I care exactly 0% about p Chris I wanted to see my son jonas but maybe he's gonna be the last pov we see, just like he was the one who gave a start to the show
IF YOU NEED TO CALL 911 BUT ARE SCARED TO BECAUSE OF SOMEONE IN THE ROOM, dial and ask for a pepperoni pizza. They will ask if you know you’re calling 911. Say yes, and continue pretending you’re making an order. They’ll ask if there’s someone in the room.
You can ask how long it will take for the pizza to get to you, and they will tell you how far away a dispatcher is.
Here is an example video
Reblog to literally save a life
I’ve done this. I’m alive because of this.
My flat-mate’s date for the night was almost as drunk as her. She had passed out in her room and locked the door. He refused to leave because he wanted to have sex. He also demanded food because he was dealing with “whiskey dick”. He didn’t like the lack of food in the fridge. I called 911, did the stuff stated above, and he was getting PISSED about how long the “order” was taking. He took my phone, demanded they “hurry the fuck up”. Police arrived two minutes later, arrested him, and helped me file a police report. Pressing charges wasn’t necessary because he had warrants on him from THREE different states for the very thing he planned to do to me. Several months after this happened one of the officers informed me he was charged with two felonies because he crossed stay lines, and will be serving no less than 35 years in prison.
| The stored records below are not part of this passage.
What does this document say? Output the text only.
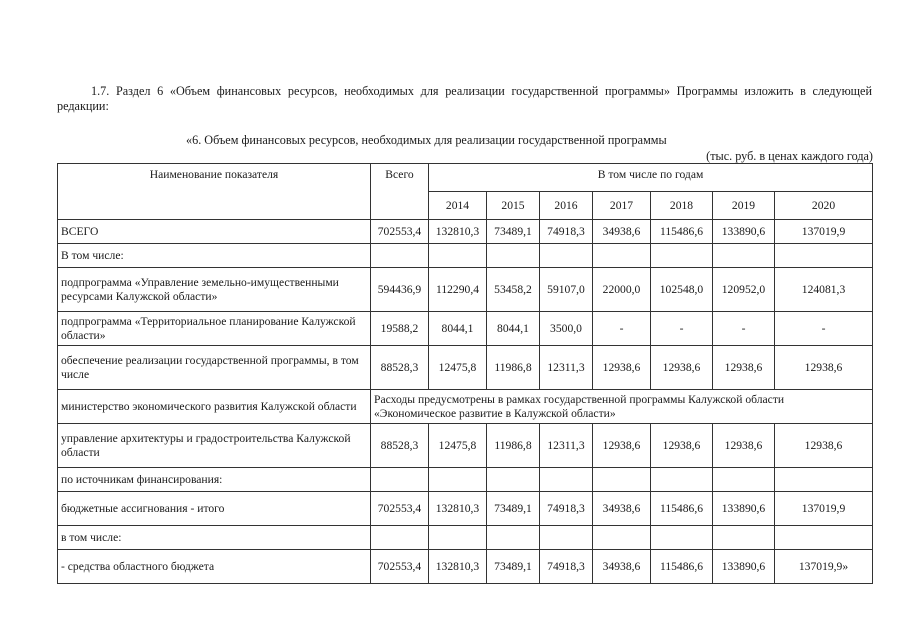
1.7. Раздел 6 «Объем финансовых ресурсов, необходимых для реализации государственной программы» Программы изложить в следующей редакции:

«6. Объем финансовых ресурсов, необходимых для реализации государственной программы

(тыс. руб. в ценах каждого года)

Наименование показателя	Всего	В том числе по годам						
		2014	2015	2016	2017	2018	2019	2020
ВСЕГО	702553,4	132810,3	73489,1	74918,3	34938,6	115486,6	133890,6	137019,9
В том числе:								
подпрограмма «Управление земельно-имущественными ресурсами Калужской области»	594436,9	112290,4	53458,2	59107,0	22000,0	102548,0	120952,0	124081,3
подпрограмма «Территориальное планирование Калужской области»	19588,2	8044,1	8044,1	3500,0	-	-	-	-
обеспечение реализации государственной программы, в том числе	88528,3	12475,8	11986,8	12311,3	12938,6	12938,6	12938,6	12938,6
министерство экономического развития Калужской области	Расходы предусмотрены в рамках государственной программы Калужской области «Экономическое развитие в Калужской области»							
управление архитектуры и градостроительства Калужской области	88528,3	12475,8	11986,8	12311,3	12938,6	12938,6	12938,6	12938,6
по источникам финансирования:								
бюджетные ассигнования - итого	702553,4	132810,3	73489,1	74918,3	34938,6	115486,6	133890,6	137019,9
в том числе:								
- средства областного бюджета	702553,4	132810,3	73489,1	74918,3	34938,6	115486,6	133890,6	137019,9»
The officer ripped into my flat-mate about her bringing home complete strangers, while drunk, knowing full well this shit could happen.
This was 14 years ago.
Do the pizza order, do it as calmly as you can. The dispatcher I spoke to said things like this:
“If he’s drunk say you want mushrooms.” I said I want extra mushrooms.
“If he’s threatening you with sexual assault say you want onions.” I said I want onions.
She went like this with different toppings and sauces for a description of him, like pineapple if he’s blonde, black olives if he’s tall, extra large if he’s tall, etc.
They’ve heard this sort of coded call before. They’re trained for it. They will understand what you’re saying. Order the pizza.